How Many Vitamins Are in Eggs? The Full List

A single large egg contains at least 13 vitamins, making it one of the most vitamin-dense whole foods available. These span both fat-soluble vitamins (A, D, E, and K) and a full suite of B vitamins, plus choline, which is sometimes grouped with the B-vitamin family. For a food that weighs about 50 grams, that’s a remarkably complete nutritional package.

The Full Vitamin List

Here’s what you get from one large egg:

  • Vitamin A: about 75 mcg, or 8% of the daily value
  • Vitamin D: about 1.1 mcg (44 IU), or 6% of the daily value
  • Vitamin E
  • Vitamin K
  • Vitamin B1 (thiamin)
  • Vitamin B2 (riboflavin): about 0.25 mg per egg, a meaningful portion of the daily value
  • Vitamin B3 (niacin)
  • Vitamin B5 (pantothenic acid): about 0.68 mg per egg
  • Vitamin B6
  • Vitamin B7 (biotin)
  • Vitamin B9 (folate)
  • Vitamin B12: about 1.35 mcg per egg, which covers a significant share of the daily recommendation
  • Choline: about 147 mg per egg, one of the richest food sources available

No single egg delivers a huge percentage of every vitamin, but the breadth is unusual. Few other single-ingredient foods cover this many bases at once.

Where the Vitamins Actually Are

Nearly all of the vitamins in an egg are concentrated in the yolk. The white is mostly protein and water, contributing about 60% of the egg’s total protein but almost none of its vitamins or minerals. If you eat only egg whites, you’re getting protein and very little else.

The fat-soluble vitamins, including A, D, E, and K, depend on the yolk’s fat content to be present and absorbed. Choline and the carotenoids lutein and zeaxanthin are also locked in the yolk. This is why the yolk has its deep yellow or orange color: those pigments are carotenoids, the same family of compounds found in carrots and leafy greens. Lutein and zeaxanthin are specifically linked to eye health and may help protect against age-related vision loss.

The B vitamins are split between yolk and white, but the yolk still holds the larger share. B12 and riboflavin, two of the most nutritionally significant B vitamins in eggs, are predominantly found there.

Vitamins That Stand Out

A few vitamins in eggs deserve extra attention because eggs are among the best dietary sources for them.

Choline is the headliner. Most people don’t get enough choline from their diet, and eggs are one of the easiest ways to close that gap. Choline supports brain function, liver health, and cell membrane integrity. Two eggs a day provide roughly half the recommended intake for most adults.

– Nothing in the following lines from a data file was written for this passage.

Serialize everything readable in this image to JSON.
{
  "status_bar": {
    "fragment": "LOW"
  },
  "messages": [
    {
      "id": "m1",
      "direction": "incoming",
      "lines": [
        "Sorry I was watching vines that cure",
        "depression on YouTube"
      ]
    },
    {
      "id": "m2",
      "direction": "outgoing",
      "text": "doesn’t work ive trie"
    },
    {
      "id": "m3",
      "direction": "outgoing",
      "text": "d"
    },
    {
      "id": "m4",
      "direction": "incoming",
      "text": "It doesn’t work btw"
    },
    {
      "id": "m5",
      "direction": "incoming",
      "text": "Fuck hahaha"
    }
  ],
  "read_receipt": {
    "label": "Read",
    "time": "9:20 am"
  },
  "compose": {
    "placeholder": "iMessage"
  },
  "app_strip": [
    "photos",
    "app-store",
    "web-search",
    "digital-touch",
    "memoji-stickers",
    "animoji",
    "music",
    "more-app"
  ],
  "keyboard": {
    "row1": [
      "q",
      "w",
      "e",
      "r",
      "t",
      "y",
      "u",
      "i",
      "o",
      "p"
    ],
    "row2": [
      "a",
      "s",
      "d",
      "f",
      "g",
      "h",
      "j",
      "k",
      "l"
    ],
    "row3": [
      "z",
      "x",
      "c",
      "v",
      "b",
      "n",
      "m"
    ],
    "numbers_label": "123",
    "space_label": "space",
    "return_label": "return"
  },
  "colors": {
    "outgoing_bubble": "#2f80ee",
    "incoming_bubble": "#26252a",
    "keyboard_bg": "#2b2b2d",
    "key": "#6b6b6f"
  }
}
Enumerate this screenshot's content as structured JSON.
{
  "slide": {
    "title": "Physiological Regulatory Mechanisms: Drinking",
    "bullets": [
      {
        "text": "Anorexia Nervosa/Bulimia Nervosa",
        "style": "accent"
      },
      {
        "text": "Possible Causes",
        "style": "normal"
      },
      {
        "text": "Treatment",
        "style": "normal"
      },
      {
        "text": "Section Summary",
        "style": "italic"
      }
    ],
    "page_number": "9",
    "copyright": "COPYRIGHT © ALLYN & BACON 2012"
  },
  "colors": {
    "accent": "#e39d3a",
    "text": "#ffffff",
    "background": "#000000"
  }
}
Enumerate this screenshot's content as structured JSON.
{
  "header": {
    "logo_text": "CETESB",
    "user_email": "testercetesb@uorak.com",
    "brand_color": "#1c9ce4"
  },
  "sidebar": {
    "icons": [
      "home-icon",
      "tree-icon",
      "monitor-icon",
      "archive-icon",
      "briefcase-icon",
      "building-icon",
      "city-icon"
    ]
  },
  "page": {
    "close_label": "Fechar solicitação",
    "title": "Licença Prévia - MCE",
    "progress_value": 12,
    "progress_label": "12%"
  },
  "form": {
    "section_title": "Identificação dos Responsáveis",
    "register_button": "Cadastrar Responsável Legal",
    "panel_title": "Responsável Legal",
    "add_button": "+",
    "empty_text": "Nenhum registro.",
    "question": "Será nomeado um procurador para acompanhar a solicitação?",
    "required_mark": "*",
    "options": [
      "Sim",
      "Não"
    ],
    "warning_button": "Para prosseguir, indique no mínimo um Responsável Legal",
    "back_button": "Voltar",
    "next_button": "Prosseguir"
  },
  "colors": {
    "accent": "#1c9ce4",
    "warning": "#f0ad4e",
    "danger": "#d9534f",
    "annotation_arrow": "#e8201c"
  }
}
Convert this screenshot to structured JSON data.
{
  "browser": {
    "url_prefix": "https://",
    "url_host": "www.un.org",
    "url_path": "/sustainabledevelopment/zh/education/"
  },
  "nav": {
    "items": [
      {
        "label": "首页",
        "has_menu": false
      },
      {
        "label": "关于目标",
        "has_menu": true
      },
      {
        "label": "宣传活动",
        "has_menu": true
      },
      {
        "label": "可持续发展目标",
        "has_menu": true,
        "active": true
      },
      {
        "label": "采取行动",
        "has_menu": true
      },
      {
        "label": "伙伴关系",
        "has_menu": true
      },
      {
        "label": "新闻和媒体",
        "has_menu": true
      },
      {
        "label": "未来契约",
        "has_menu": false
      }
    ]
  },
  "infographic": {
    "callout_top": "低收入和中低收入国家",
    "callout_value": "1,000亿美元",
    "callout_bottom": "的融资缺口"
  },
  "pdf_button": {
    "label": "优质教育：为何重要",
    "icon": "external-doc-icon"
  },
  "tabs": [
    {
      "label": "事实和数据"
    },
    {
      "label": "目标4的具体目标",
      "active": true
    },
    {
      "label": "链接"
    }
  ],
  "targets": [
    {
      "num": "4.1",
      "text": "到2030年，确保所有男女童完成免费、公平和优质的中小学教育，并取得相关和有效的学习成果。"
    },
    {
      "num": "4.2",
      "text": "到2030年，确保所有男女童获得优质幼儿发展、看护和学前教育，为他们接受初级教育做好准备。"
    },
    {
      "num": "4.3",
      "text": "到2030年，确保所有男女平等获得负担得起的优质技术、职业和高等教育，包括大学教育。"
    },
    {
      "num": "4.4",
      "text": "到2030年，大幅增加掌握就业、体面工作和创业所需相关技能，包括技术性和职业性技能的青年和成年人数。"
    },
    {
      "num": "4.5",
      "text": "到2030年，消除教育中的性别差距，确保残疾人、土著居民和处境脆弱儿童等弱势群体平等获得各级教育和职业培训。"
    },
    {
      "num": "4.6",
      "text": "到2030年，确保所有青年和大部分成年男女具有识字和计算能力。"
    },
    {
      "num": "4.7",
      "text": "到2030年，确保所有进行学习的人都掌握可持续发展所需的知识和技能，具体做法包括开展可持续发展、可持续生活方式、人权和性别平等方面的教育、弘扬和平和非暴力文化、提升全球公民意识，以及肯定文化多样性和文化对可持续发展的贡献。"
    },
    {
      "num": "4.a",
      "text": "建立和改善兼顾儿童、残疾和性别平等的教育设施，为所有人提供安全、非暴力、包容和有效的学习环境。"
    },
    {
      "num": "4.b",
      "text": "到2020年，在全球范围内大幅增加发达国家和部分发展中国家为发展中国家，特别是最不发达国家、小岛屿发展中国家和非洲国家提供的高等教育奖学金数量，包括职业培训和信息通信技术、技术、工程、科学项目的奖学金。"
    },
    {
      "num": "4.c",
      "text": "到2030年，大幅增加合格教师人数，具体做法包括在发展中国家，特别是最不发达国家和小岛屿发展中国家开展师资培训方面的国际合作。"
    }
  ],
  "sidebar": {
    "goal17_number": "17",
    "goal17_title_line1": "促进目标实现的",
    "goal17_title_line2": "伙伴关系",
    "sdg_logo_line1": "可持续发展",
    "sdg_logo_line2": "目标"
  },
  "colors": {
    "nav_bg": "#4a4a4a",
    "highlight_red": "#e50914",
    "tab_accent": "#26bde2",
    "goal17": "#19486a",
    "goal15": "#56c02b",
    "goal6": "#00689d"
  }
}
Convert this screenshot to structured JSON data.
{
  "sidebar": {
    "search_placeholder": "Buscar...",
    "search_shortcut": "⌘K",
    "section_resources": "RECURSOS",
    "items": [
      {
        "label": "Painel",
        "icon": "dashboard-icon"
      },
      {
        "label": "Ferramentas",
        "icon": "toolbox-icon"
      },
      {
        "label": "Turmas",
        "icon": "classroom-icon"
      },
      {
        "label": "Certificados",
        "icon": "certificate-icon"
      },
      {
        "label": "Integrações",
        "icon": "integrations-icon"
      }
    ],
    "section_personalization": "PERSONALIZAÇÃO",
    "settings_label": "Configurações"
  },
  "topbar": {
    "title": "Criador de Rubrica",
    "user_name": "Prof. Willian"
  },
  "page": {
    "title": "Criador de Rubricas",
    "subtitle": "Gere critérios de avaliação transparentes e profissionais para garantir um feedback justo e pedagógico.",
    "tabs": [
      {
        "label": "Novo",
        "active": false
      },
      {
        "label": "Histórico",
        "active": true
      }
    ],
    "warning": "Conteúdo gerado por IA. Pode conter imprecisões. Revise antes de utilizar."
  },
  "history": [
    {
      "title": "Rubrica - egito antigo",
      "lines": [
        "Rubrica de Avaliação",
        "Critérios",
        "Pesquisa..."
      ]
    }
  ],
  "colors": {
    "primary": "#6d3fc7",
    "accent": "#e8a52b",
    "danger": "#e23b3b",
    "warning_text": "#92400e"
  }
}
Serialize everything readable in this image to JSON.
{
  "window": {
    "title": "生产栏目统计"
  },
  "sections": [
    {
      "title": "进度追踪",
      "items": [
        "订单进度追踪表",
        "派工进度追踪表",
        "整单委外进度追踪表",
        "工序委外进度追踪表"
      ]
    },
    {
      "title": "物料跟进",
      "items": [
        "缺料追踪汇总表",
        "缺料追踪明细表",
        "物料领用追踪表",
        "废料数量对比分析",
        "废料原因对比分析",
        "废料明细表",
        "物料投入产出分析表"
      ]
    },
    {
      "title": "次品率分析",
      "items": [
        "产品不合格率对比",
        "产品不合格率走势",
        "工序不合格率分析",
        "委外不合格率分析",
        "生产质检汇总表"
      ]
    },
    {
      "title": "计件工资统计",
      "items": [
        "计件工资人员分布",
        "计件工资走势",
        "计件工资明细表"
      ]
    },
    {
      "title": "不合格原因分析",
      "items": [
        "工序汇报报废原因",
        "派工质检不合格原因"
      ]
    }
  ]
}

Vitamin B12 is another strength. A single egg supplies a meaningful share of B12 needs, which matters especially for people who don’t eat much red meat or fish. B12 is essential for nerve function and the production of red blood cells.

Vitamin D is harder to find in food, period. Most dietary vitamin D comes from fortified products like milk or from fatty fish. Eggs are one of the few naturally occurring sources, providing about 44 IU per egg. That’s only 6% of the daily value, so eggs alone won’t solve a vitamin D deficiency, but they contribute in a way most foods can’t.

Vitamin A in eggs comes as preformed retinol, the form your body can use immediately without needing to convert it from plant-based carotenoids. One hard-boiled egg delivers about 8% of the daily recommendation.

Pasture-Raised Eggs Have More

The vitamin content of an egg isn’t fixed. It shifts based on what the hen eats and how she lives. Pasture-raised hens that forage on grass, insects, and seeds produce eggs with noticeably higher vitamin levels compared to eggs from conventionally raised, confined hens.

The differences are substantial. Pasture-raised eggs contain roughly 6 times as much vitamin D, 4 times more vitamin E, and 8 times more beta-carotene (which your body converts to vitamin A) than conventional eggs. They also tend to have about 3 times more omega-3 fatty acids, which aren’t vitamins but are nutritionally relevant.

You can often spot the difference visually. A pasture-raised egg typically has a deeper orange yolk, reflecting its higher carotenoid content. Omega-3 enriched eggs, laid by hens fed flaxseed-supplemented diets, offer another step up in fatty acid content but don’t necessarily match pasture-raised eggs on the vitamin front.

How Cooking Affects Vitamin Content

Heat degrades some vitamins more than others. Water-soluble B vitamins, particularly folate and to a lesser extent B12, are the most vulnerable to cooking. You’ll retain more of an egg’s total vitamin content with shorter, gentler cooking methods like soft boiling or poaching compared to prolonged high-heat methods like frying at high temperatures or baking into dishes.

That said, the losses are partial, not total. A scrambled or hard-boiled egg still delivers the vast majority of its original vitamin profile. The practical takeaway: cook your eggs however you enjoy them. The difference between methods is real but modest enough that it shouldn’t drive your choices.